The Housing Chronicles Blog: The long-term consequences of the housing crisis

Monday, January 28, 2008

The long-term consequences of the housing crisis

There are always consequences to pay for bad decisions, and in the case of borrowers getting mortgages they can't afford and Wall Street pooling them into securities sold around the world, it looks like the ultimate consequence will be a gradual slipping of the U.S.' domination of financial markets in favor of emerging markets in Asia and the Middle East. But is this just defeatism or basic math? Newsweek International Editor Fareek Zarakia would argue it's the latter:

As the American economy slows down, there are no indications that other countries are tumbling. In particular, the fastest-growing big economies in the world—China, India, Brazil—appear set to continue with their robust growth. While a sharp American downturn will surely slow them down somewhat, those emerging markets will all continue to expand—to buy, sell and trade—and this will help the United States...

Another group of countries is bailing out the United States in a different way. The past few years have been very good to the world's energy-rich lands—Kuwait, the United Arab Emirates, Saudi Arabia, Norway. Add to the list China and Singapore; they may not be big oil exporters, but they still have huge surpluses. These vast savings have to go somewhere, and sovereign wealth funds—the investment arms of these nations—have provided infusions of cash to otherwise desperate American financial firms. Imagine what the U.S. economy would look like without these investments. Many of its most illustrious banks and financial companies would have gone bankrupt, triggering cascades of gloom and doom across America. The fact that there are large pools of capital available to shore up faltering giants might actually add substantially to the stability of the system as a whole.

These trends represent a large, ongoing shift in the global economic order.
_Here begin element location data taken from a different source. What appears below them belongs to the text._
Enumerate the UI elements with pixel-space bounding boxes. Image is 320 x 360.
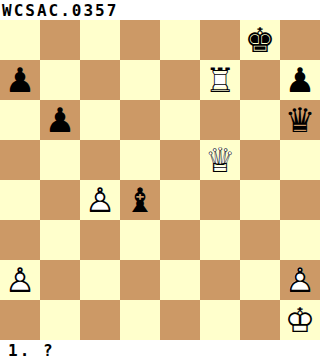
white-king[interactable]: ♚♔: [280, 300, 320, 340]
square-e2[interactable]: [160, 260, 200, 300]
square-f7[interactable]: ♜♖: [200, 60, 240, 100]
square-a1[interactable]: [0, 300, 40, 340]
square-a3[interactable]: [0, 220, 40, 260]
black-pawn[interactable]: ♟: [40, 100, 80, 140]
square-d7[interactable]: [120, 60, 160, 100]
square-e6[interactable]: [160, 100, 200, 140]
white-pawn-glyph: ♙: [0, 260, 40, 300]
square-c5[interactable]: [80, 140, 120, 180]
square-e5[interactable]: [160, 140, 200, 180]
square-b7[interactable]: [40, 60, 80, 100]
white-pawn[interactable]: ♟♙: [280, 260, 320, 300]
square-a7[interactable]: ♟: [0, 60, 40, 100]
square-c3[interactable]: [80, 220, 120, 260]
square-f2[interactable]: [200, 260, 240, 300]
white-queen[interactable]: ♛♕: [200, 140, 240, 180]
black-king-glyph: ♚: [240, 20, 280, 60]
square-g4[interactable]: [240, 180, 280, 220]
square-c4[interactable]: ♟♙: [80, 180, 120, 220]
black-bishop-glyph: ♝: [120, 180, 160, 220]
square-d3[interactable]: [120, 220, 160, 260]
black-pawn[interactable]: ♟: [280, 60, 320, 100]
square-a4[interactable]: [0, 180, 40, 220]
puzzle-title: WCSAC.0357: [0, 0, 320, 20]
square-f5[interactable]: ♛♕: [200, 140, 240, 180]
square-a6[interactable]: [0, 100, 40, 140]
white-pawn[interactable]: ♟♙: [80, 180, 120, 220]
square-f3[interactable]: [200, 220, 240, 260]
white-pawn[interactable]: ♟♙: [0, 260, 40, 300]
square-g1[interactable]: [240, 300, 280, 340]
black-queen-glyph: ♛: [280, 100, 320, 140]
square-b5[interactable]: [40, 140, 80, 180]
square-e7[interactable]: [160, 60, 200, 100]
square-h7[interactable]: ♟: [280, 60, 320, 100]
square-e3[interactable]: [160, 220, 200, 260]
square-g7[interactable]: [240, 60, 280, 100]
move-prompt: 1. ?: [0, 340, 320, 360]
black-pawn-glyph: ♟: [280, 60, 320, 100]
square-f8[interactable]: [200, 20, 240, 60]
square-a8[interactable]: [0, 20, 40, 60]
square-b6[interactable]: ♟: [40, 100, 80, 140]
square-e1[interactable]: [160, 300, 200, 340]
chess-diagram: WCSAC.0357 ♚♟♜♖♟♟♛♛♕♟♙♝♟♙♟♙♚♔ 1. ?: [0, 0, 320, 360]
black-king[interactable]: ♚: [240, 20, 280, 60]
square-h5[interactable]: [280, 140, 320, 180]
square-b4[interactable]: [40, 180, 80, 220]
square-g8[interactable]: ♚: [240, 20, 280, 60]
square-g3[interactable]: [240, 220, 280, 260]
square-g2[interactable]: [240, 260, 280, 300]
square-c2[interactable]: [80, 260, 120, 300]
square-e8[interactable]: [160, 20, 200, 60]
square-h1[interactable]: ♚♔: [280, 300, 320, 340]
square-h6[interactable]: ♛: [280, 100, 320, 140]
square-b8[interactable]: [40, 20, 80, 60]
square-d4[interactable]: ♝: [120, 180, 160, 220]
square-h8[interactable]: [280, 20, 320, 60]
black-pawn-glyph: ♟: [0, 60, 40, 100]
black-queen[interactable]: ♛: [280, 100, 320, 140]
white-pawn-glyph: ♙: [80, 180, 120, 220]
white-queen-glyph: ♕: [200, 140, 240, 180]
black-pawn-glyph: ♟: [40, 100, 80, 140]
square-f1[interactable]: [200, 300, 240, 340]
square-d1[interactable]: [120, 300, 160, 340]
black-bishop[interactable]: ♝: [120, 180, 160, 220]
square-e4[interactable]: [160, 180, 200, 220]
square-b1[interactable]: [40, 300, 80, 340]
square-a5[interactable]: [0, 140, 40, 180]
square-h4[interactable]: [280, 180, 320, 220]
square-c1[interactable]: [80, 300, 120, 340]
square-g6[interactable]: [240, 100, 280, 140]
square-f4[interactable]: [200, 180, 240, 220]
chess-board: ♚♟♜♖♟♟♛♛♕♟♙♝♟♙♟♙♚♔: [0, 20, 320, 340]
square-h3[interactable]: [280, 220, 320, 260]
square-c7[interactable]: [80, 60, 120, 100]
square-b2[interactable]: [40, 260, 80, 300]
square-h2[interactable]: ♟♙: [280, 260, 320, 300]
square-d5[interactable]: [120, 140, 160, 180]
white-rook-glyph: ♖: [200, 60, 240, 100]
white-pawn-glyph: ♙: [280, 260, 320, 300]
square-d2[interactable]: [120, 260, 160, 300]
square-a2[interactable]: ♟♙: [0, 260, 40, 300]
square-g5[interactable]: [240, 140, 280, 180]
square-c6[interactable]: [80, 100, 120, 140]
white-rook[interactable]: ♜♖: [200, 60, 240, 100]
square-c8[interactable]: [80, 20, 120, 60]
square-d6[interactable]: [120, 100, 160, 140]
black-pawn[interactable]: ♟: [0, 60, 40, 100]
square-d8[interactable]: [120, 20, 160, 60]
square-f6[interactable]: [200, 100, 240, 140]
square-b3[interactable]: [40, 220, 80, 260]
white-king-glyph: ♔: [280, 300, 320, 340]
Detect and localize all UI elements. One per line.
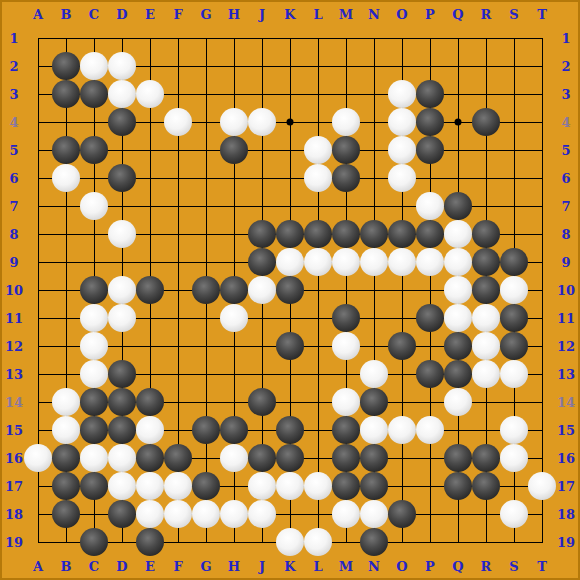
black-stone-K12[interactable]	[276, 332, 304, 360]
column-label-top: O	[396, 8, 407, 21]
white-stone-C2[interactable]	[80, 52, 108, 80]
row-label-right: 3	[561, 88, 570, 101]
white-stone-M4[interactable]	[332, 108, 360, 136]
column-label-top: L	[313, 8, 322, 21]
black-stone-S9[interactable]	[500, 248, 528, 276]
grid-line-vertical	[318, 38, 319, 543]
white-stone-S15[interactable]	[500, 416, 528, 444]
column-label-top: E	[145, 8, 155, 21]
column-label-top: K	[284, 8, 295, 21]
column-label-bottom: H	[228, 560, 240, 573]
black-stone-Q17[interactable]	[444, 472, 472, 500]
black-stone-C14[interactable]	[80, 388, 108, 416]
black-stone-K10[interactable]	[276, 276, 304, 304]
white-stone-D10[interactable]	[108, 276, 136, 304]
white-stone-O5[interactable]	[388, 136, 416, 164]
black-stone-S12[interactable]	[500, 332, 528, 360]
white-stone-J10[interactable]	[248, 276, 276, 304]
row-label-right: 7	[561, 200, 570, 213]
column-label-bottom: J	[259, 560, 265, 573]
black-stone-B18[interactable]	[52, 500, 80, 528]
white-stone-O4[interactable]	[388, 108, 416, 136]
white-stone-A16[interactable]	[24, 444, 52, 472]
white-stone-P9[interactable]	[416, 248, 444, 276]
column-label-top: F	[173, 8, 182, 21]
column-label-bottom: K	[284, 560, 295, 573]
row-label-left: 18	[5, 508, 23, 521]
white-stone-N13[interactable]	[360, 360, 388, 388]
black-stone-H10[interactable]	[220, 276, 248, 304]
column-label-bottom: O	[396, 560, 407, 573]
column-label-bottom: F	[173, 560, 182, 573]
white-stone-R13[interactable]	[472, 360, 500, 388]
black-stone-P8[interactable]	[416, 220, 444, 248]
row-label-right: 16	[557, 452, 575, 465]
black-stone-L8[interactable]	[304, 220, 332, 248]
white-stone-Q9[interactable]	[444, 248, 472, 276]
black-stone-G15[interactable]	[192, 416, 220, 444]
row-label-right: 1	[561, 32, 570, 45]
black-stone-P4[interactable]	[416, 108, 444, 136]
white-stone-E15[interactable]	[136, 416, 164, 444]
black-stone-C3[interactable]	[80, 80, 108, 108]
white-stone-G18[interactable]	[192, 500, 220, 528]
white-stone-S16[interactable]	[500, 444, 528, 472]
row-label-left: 15	[5, 424, 23, 437]
black-stone-N16[interactable]	[360, 444, 388, 472]
row-label-right: 2	[561, 60, 570, 73]
row-label-right: 8	[561, 228, 570, 241]
white-stone-J4[interactable]	[248, 108, 276, 136]
column-label-top: A	[33, 8, 43, 21]
black-stone-Q13[interactable]	[444, 360, 472, 388]
row-label-right: 6	[561, 172, 570, 185]
white-stone-E18[interactable]	[136, 500, 164, 528]
row-label-right: 5	[561, 144, 570, 157]
black-stone-D4[interactable]	[108, 108, 136, 136]
column-label-bottom: T	[537, 560, 547, 573]
row-label-left: 4	[9, 116, 18, 129]
black-stone-G17[interactable]	[192, 472, 220, 500]
black-stone-J9[interactable]	[248, 248, 276, 276]
black-stone-E16[interactable]	[136, 444, 164, 472]
row-label-left: 10	[5, 284, 23, 297]
row-label-left: 14	[5, 396, 23, 409]
black-stone-D18[interactable]	[108, 500, 136, 528]
black-stone-C19[interactable]	[80, 528, 108, 556]
white-stone-O15[interactable]	[388, 416, 416, 444]
column-label-bottom: C	[89, 560, 99, 573]
white-stone-C16[interactable]	[80, 444, 108, 472]
black-stone-R16[interactable]	[472, 444, 500, 472]
column-label-top: C	[89, 8, 99, 21]
row-label-right: 9	[561, 256, 570, 269]
black-stone-R4[interactable]	[472, 108, 500, 136]
black-stone-R17[interactable]	[472, 472, 500, 500]
column-label-bottom: R	[481, 560, 492, 573]
white-stone-O9[interactable]	[388, 248, 416, 276]
column-label-bottom: E	[145, 560, 155, 573]
row-label-left: 2	[9, 60, 18, 73]
white-stone-T17[interactable]	[528, 472, 556, 500]
black-stone-M6[interactable]	[332, 164, 360, 192]
column-label-bottom: G	[200, 560, 211, 573]
column-label-bottom: P	[425, 560, 435, 573]
white-stone-M14[interactable]	[332, 388, 360, 416]
black-stone-P13[interactable]	[416, 360, 444, 388]
white-stone-H18[interactable]	[220, 500, 248, 528]
black-stone-R10[interactable]	[472, 276, 500, 304]
black-stone-M16[interactable]	[332, 444, 360, 472]
white-stone-J18[interactable]	[248, 500, 276, 528]
column-label-top: G	[200, 8, 211, 21]
column-label-top: B	[61, 8, 72, 21]
white-stone-Q14[interactable]	[444, 388, 472, 416]
row-label-left: 1	[9, 32, 18, 45]
white-stone-E17[interactable]	[136, 472, 164, 500]
white-stone-F18[interactable]	[164, 500, 192, 528]
black-stone-B3[interactable]	[52, 80, 80, 108]
column-label-top: R	[481, 8, 492, 21]
black-stone-M11[interactable]	[332, 304, 360, 332]
row-label-right: 15	[557, 424, 575, 437]
black-stone-B17[interactable]	[52, 472, 80, 500]
white-stone-R11[interactable]	[472, 304, 500, 332]
white-stone-H11[interactable]	[220, 304, 248, 332]
column-label-top: J	[259, 8, 265, 21]
white-stone-D11[interactable]	[108, 304, 136, 332]
white-stone-S18[interactable]	[500, 500, 528, 528]
column-label-top: T	[537, 8, 547, 21]
column-label-top: D	[116, 8, 127, 21]
white-stone-D2[interactable]	[108, 52, 136, 80]
column-label-bottom: D	[116, 560, 127, 573]
black-stone-C5[interactable]	[80, 136, 108, 164]
row-label-left: 9	[9, 256, 18, 269]
white-stone-F17[interactable]	[164, 472, 192, 500]
column-label-top: P	[425, 8, 435, 21]
white-stone-C11[interactable]	[80, 304, 108, 332]
white-stone-L9[interactable]	[304, 248, 332, 276]
white-stone-Q10[interactable]	[444, 276, 472, 304]
column-label-bottom: A	[33, 560, 43, 573]
row-label-right: 12	[557, 340, 575, 353]
column-label-bottom: N	[368, 560, 380, 573]
white-stone-L6[interactable]	[304, 164, 332, 192]
row-label-right: 17	[557, 480, 575, 493]
white-stone-H4[interactable]	[220, 108, 248, 136]
white-stone-B14[interactable]	[52, 388, 80, 416]
black-stone-Q16[interactable]	[444, 444, 472, 472]
white-stone-M12[interactable]	[332, 332, 360, 360]
black-stone-N14[interactable]	[360, 388, 388, 416]
black-stone-K8[interactable]	[276, 220, 304, 248]
column-label-bottom: M	[339, 560, 353, 573]
white-stone-Q8[interactable]	[444, 220, 472, 248]
white-stone-S10[interactable]	[500, 276, 528, 304]
white-stone-D17[interactable]	[108, 472, 136, 500]
black-stone-H5[interactable]	[220, 136, 248, 164]
row-label-left: 3	[9, 88, 18, 101]
white-stone-O6[interactable]	[388, 164, 416, 192]
black-stone-K15[interactable]	[276, 416, 304, 444]
white-stone-R12[interactable]	[472, 332, 500, 360]
black-stone-D6[interactable]	[108, 164, 136, 192]
row-label-left: 16	[5, 452, 23, 465]
black-stone-D15[interactable]	[108, 416, 136, 444]
white-stone-D16[interactable]	[108, 444, 136, 472]
star-point	[287, 119, 294, 126]
white-stone-P15[interactable]	[416, 416, 444, 444]
row-label-left: 12	[5, 340, 23, 353]
column-label-bottom: S	[509, 560, 518, 573]
white-stone-F4[interactable]	[164, 108, 192, 136]
white-stone-O3[interactable]	[388, 80, 416, 108]
row-label-left: 5	[9, 144, 18, 157]
white-stone-D3[interactable]	[108, 80, 136, 108]
row-label-right: 14	[557, 396, 575, 409]
go-board[interactable]: AA11BB22CC33DD44EE55FF66GG77HH88JJ99KK10…	[0, 0, 580, 580]
black-stone-P3[interactable]	[416, 80, 444, 108]
white-stone-M9[interactable]	[332, 248, 360, 276]
column-label-bottom: B	[61, 560, 72, 573]
white-stone-S13[interactable]	[500, 360, 528, 388]
column-label-top: N	[368, 8, 380, 21]
black-stone-C15[interactable]	[80, 416, 108, 444]
black-stone-M5[interactable]	[332, 136, 360, 164]
white-stone-N18[interactable]	[360, 500, 388, 528]
black-stone-J16[interactable]	[248, 444, 276, 472]
white-stone-B6[interactable]	[52, 164, 80, 192]
black-stone-G10[interactable]	[192, 276, 220, 304]
white-stone-B15[interactable]	[52, 416, 80, 444]
black-stone-E19[interactable]	[136, 528, 164, 556]
row-label-right: 11	[557, 312, 575, 325]
white-stone-L19[interactable]	[304, 528, 332, 556]
column-label-top: M	[339, 8, 353, 21]
row-label-right: 18	[557, 508, 575, 521]
row-label-right: 10	[557, 284, 575, 297]
row-label-left: 17	[5, 480, 23, 493]
black-stone-S11[interactable]	[500, 304, 528, 332]
white-stone-N15[interactable]	[360, 416, 388, 444]
grid-line-vertical	[542, 38, 543, 543]
black-stone-C17[interactable]	[80, 472, 108, 500]
black-stone-P11[interactable]	[416, 304, 444, 332]
white-stone-K17[interactable]	[276, 472, 304, 500]
column-label-bottom: Q	[452, 560, 463, 573]
row-label-left: 7	[9, 200, 18, 213]
black-stone-D14[interactable]	[108, 388, 136, 416]
column-label-top: H	[228, 8, 240, 21]
star-point	[455, 119, 462, 126]
column-label-top: S	[509, 8, 518, 21]
black-stone-J8[interactable]	[248, 220, 276, 248]
white-stone-Q11[interactable]	[444, 304, 472, 332]
white-stone-N9[interactable]	[360, 248, 388, 276]
black-stone-N17[interactable]	[360, 472, 388, 500]
black-stone-R8[interactable]	[472, 220, 500, 248]
row-label-left: 19	[5, 536, 23, 549]
black-stone-M8[interactable]	[332, 220, 360, 248]
black-stone-O18[interactable]	[388, 500, 416, 528]
black-stone-N8[interactable]	[360, 220, 388, 248]
row-label-right: 13	[557, 368, 575, 381]
black-stone-N19[interactable]	[360, 528, 388, 556]
black-stone-Q7[interactable]	[444, 192, 472, 220]
black-stone-C10[interactable]	[80, 276, 108, 304]
white-stone-M18[interactable]	[332, 500, 360, 528]
white-stone-C13[interactable]	[80, 360, 108, 388]
black-stone-M17[interactable]	[332, 472, 360, 500]
black-stone-Q12[interactable]	[444, 332, 472, 360]
black-stone-O12[interactable]	[388, 332, 416, 360]
white-stone-P7[interactable]	[416, 192, 444, 220]
row-label-left: 8	[9, 228, 18, 241]
white-stone-J17[interactable]	[248, 472, 276, 500]
column-label-top: Q	[452, 8, 463, 21]
black-stone-O8[interactable]	[388, 220, 416, 248]
white-stone-K19[interactable]	[276, 528, 304, 556]
white-stone-D8[interactable]	[108, 220, 136, 248]
column-label-bottom: L	[313, 560, 322, 573]
black-stone-B5[interactable]	[52, 136, 80, 164]
white-stone-K9[interactable]	[276, 248, 304, 276]
black-stone-D13[interactable]	[108, 360, 136, 388]
black-stone-J14[interactable]	[248, 388, 276, 416]
black-stone-H15[interactable]	[220, 416, 248, 444]
white-stone-H16[interactable]	[220, 444, 248, 472]
black-stone-B2[interactable]	[52, 52, 80, 80]
row-label-left: 13	[5, 368, 23, 381]
white-stone-C12[interactable]	[80, 332, 108, 360]
row-label-left: 6	[9, 172, 18, 185]
black-stone-E10[interactable]	[136, 276, 164, 304]
white-stone-E3[interactable]	[136, 80, 164, 108]
row-label-left: 11	[5, 312, 23, 325]
black-stone-F16[interactable]	[164, 444, 192, 472]
black-stone-K16[interactable]	[276, 444, 304, 472]
row-label-right: 19	[557, 536, 575, 549]
black-stone-R9[interactable]	[472, 248, 500, 276]
white-stone-L17[interactable]	[304, 472, 332, 500]
black-stone-B16[interactable]	[52, 444, 80, 472]
black-stone-M15[interactable]	[332, 416, 360, 444]
row-label-right: 4	[561, 116, 570, 129]
black-stone-E14[interactable]	[136, 388, 164, 416]
white-stone-L5[interactable]	[304, 136, 332, 164]
white-stone-C7[interactable]	[80, 192, 108, 220]
black-stone-P5[interactable]	[416, 136, 444, 164]
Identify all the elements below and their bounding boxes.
Power is moving away from the traditional centers of the global economy—the Western nations—to the emerging markets. To put it more bluntly: the United States is in the beginning of a period of relative decline. It may not be steep or dramatic, but the fact that it's happening is clear. Even if one assumes a slowdown, the other big economies will still grow at two and three times the pace of the West. Over time they will take up a larger share of the global economy—and the United States and Western Europe will have thinner slices. This is not defeatism, it's math...

On the American campaign trail, the candidates talk about a world utterly unrelated to the one that is actually being created on the ground. The Republicans promise to wage war against Islamic extremists and modernize the Middle East. The Democrats deplore the ills of globalization and free trade, and urge tougher measures against China. Meanwhile Middle Eastern fund managers and Asian consumers are quietly keeping the U.S. economy afloat.

Newsweek writer Daniel Gross also takes on this subject in a long and detailed article:

More and more business people and economists think the United States and the rest of the world may be moving in different directions. "We're seeing a general decoupling," said James Owens, chairman of U.S. machinery giant Caterpillar. While demand is weak in the U.S., he says, "South America, Asia, Russia, Eastern Europe, all have very strong commodity-based exports. The fundamental economic health in these markets is strong." In addition, companies and consumers in these countries no longer rely mostly on U.S. financing to buy tractors and construction equipment.

"Decoupling" was one of the hot buzzwords to emerge from Davos. A bestselling book is "The World Without Us," about the fate of the globe without humans. But that could well be the title for the global economy in 2008. For while the U.S. may not be contributing materially to economic growth, cocky newcomers to the global party say they can take it from here...

Last year's bears and scolds at Davos have become this year's sages. In 2007, U.S. private-equity and banking executives were the rock stars on the Swiss slopes. This year, the managers of sovereign-wealth funds from the Persian Gulf and Asia were the main attraction. What was generally regarded to be the world's strongest financial system now seems one of its weakest, while emerging economies are practically paragons of fiscal and monetary health. In the 1990s, crises in the developing world—Latin America, Russia and the Far East—roiled the global markets. Today problems in the most-developed countries—subprime in the United States; the failure of mortgage lender Northern Rock in the U.K.; the rogue-trading scandal at France's Société Générale. A new financial order is clearly dawning...

We've heard over the past few years that the U.S. churns out far fewer college graduates in engineering than in places like China, and has become a service-based economy that increasingly relies on consumer spending to keep growing. It is possible that the consequences of a "I want it NOW!" culture has sped up an inevitable transferring of economic strength to emerging countries?